Limited Medicare Reform Predicted This Year
Congress is likely to approve some measures of Medicare reform this year, but broad reform that includes a prescription drug benefit is unlikely, according to the Centers for Medicare and Medicaid Services Administrator Thomas Scully, as reported by CongressDaily in its September 20, 2001, edition. Scully predicted that any fixes passed in Congress this year would be short-term.
He told a National Health Council meeting the short-term fixes to Medicare+Choice would probably be approved, and he predicted that Congress would add funds to the Medicare managed care plans to shore up the program, which has seen considerable defections among insurers. Reductions in the anticipated budget surplus would hinder a Medicare reform bill that would cost extra money.
The Older You Are, the Lower Your Medical Costs in the Last Year of Life
It has been a long-held axiom that the last year of life is the most expensive, but new information published in the September 19, 2001, issue of the Journal of the American Medical Association demonstrates that the cost of medical treatment in the last year of life declined with age (2001;286:1349–1355).
In their study, the authors, who were led by Norman G. Levinsky, MD, of Boston University Medical Center, analyzed sample Medicare data for beneficiaries aged 65 years and older from Massachusetts and California who died in 1996. For those aged 65 through 74, the average expenditures per Massachusetts beneficiary were $35 300 and per California beneficiary, $27 800. However, for those over the age of 85, the average expenditure was $22 000 in Massachusetts and $21 600 in California. “The pattern of decreasing Medicare expenditures with age is pervasive, persisting throughout the last year of life in both states for both sexes, for black and white beneficiaries, for persons with varying levels of comorbidity, and for those receiving hospice versus conventional care, regardless of cause and site of death.”

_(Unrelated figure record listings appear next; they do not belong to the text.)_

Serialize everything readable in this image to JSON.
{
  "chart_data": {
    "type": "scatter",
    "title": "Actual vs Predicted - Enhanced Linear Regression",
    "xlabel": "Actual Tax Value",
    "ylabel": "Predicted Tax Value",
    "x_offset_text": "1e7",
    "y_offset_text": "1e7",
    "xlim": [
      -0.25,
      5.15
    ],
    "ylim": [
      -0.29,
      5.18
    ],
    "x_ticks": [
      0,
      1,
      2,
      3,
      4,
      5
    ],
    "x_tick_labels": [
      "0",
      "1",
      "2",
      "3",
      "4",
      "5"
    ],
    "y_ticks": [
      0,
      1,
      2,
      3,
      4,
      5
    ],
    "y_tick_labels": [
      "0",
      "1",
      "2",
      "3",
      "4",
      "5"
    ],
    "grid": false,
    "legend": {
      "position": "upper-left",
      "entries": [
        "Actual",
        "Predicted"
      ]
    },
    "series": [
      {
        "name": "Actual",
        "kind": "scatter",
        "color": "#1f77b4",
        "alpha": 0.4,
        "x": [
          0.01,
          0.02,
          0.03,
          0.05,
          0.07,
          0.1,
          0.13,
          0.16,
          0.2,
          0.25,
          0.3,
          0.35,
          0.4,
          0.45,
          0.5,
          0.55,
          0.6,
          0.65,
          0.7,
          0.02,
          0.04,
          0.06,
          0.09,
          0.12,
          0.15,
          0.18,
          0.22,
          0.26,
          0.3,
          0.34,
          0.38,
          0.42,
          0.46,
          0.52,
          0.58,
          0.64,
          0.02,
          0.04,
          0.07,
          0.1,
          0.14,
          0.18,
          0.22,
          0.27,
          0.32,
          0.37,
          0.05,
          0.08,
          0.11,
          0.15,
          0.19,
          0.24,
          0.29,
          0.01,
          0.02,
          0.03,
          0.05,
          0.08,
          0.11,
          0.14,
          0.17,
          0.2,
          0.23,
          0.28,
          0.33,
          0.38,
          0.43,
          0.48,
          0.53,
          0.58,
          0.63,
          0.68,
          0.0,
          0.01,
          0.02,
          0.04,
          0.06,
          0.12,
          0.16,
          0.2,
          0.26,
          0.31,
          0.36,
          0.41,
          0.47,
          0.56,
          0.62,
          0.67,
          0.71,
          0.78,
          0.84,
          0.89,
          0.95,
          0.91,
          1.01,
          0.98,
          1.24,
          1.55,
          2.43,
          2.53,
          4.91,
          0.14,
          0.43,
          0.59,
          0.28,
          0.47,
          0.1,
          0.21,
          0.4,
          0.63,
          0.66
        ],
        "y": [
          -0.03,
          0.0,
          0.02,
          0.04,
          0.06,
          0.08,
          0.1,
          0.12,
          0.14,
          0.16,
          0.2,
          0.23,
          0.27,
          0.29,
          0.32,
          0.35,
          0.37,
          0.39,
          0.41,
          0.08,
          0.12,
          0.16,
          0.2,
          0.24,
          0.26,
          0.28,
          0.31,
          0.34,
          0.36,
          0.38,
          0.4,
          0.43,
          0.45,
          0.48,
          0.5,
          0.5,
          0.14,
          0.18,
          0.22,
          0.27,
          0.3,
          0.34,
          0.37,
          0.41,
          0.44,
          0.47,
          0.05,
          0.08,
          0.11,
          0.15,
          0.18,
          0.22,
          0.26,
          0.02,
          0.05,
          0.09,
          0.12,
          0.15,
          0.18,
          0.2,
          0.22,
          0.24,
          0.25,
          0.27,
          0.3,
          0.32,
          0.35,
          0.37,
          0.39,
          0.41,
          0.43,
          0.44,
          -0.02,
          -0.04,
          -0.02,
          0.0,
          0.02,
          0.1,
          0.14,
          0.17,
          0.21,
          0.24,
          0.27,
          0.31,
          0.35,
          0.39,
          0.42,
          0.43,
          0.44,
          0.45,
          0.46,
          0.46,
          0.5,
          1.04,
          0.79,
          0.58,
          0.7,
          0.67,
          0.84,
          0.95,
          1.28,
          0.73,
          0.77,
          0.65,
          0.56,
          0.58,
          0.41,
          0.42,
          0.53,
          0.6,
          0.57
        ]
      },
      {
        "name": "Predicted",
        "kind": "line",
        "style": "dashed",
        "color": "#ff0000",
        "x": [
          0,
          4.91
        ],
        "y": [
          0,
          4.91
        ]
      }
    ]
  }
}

The authors found that the aggressiveness of care decreased with patient age, regardless of the cause of death, and that decrease in money spent for hospital services was responsible for 80% of the decrease in Medicare expenditures. They noted that the decreasing expenditure pattern may result from decisions made by patients and their families with regard to their desires for aggressive treatment. Or, the decrease in aggressive care may denote a pattern of age discrimination. “Analysis of the clinical care of individuals will be required to separate these possibilities,” noted the authors.
In the Aftermath
In the wake of the tragedies at the World Trade Center and the Pentagon, the American Red Cross collected >330 000 units of blood from people across the nation who wanted to contribute to the recovery. More than 700 000 people called the blood-collecting agency wanting to set up appointments to donate, and another 50 000 registered online at http://www.redcross.org.
The blood collection was far in excess of what was needed in New York and Washington, DC, and it helped to relieve the chronic blood shortage that has plagued the nation in recent year. Officials of the Red Cross are encouraging all people to keep their donation appointments. Much of the collected blood will be frozen to prolong its usefulness. Members of the blood collection community said they hoped the willingness to donate blood would prove a more permanent solution to the blood shortage in the future.
On September 21, 2001, the US Department of Health and Human Services released $35 million in emergency grants to hospitals and other healthcare providers to help cover the expenses related to the World Trade Center disaster on September 11, 2001. The funds are part of $126 million in federal funds being provided to health and social service institutions. Five million dollars of the $35 million is being sent to the New York State Department of Health to give to hospitals right away. In a statement released by the agency, the funds are designated to help cover “extraordinary and potentially debilitating expenses related to disaster response.”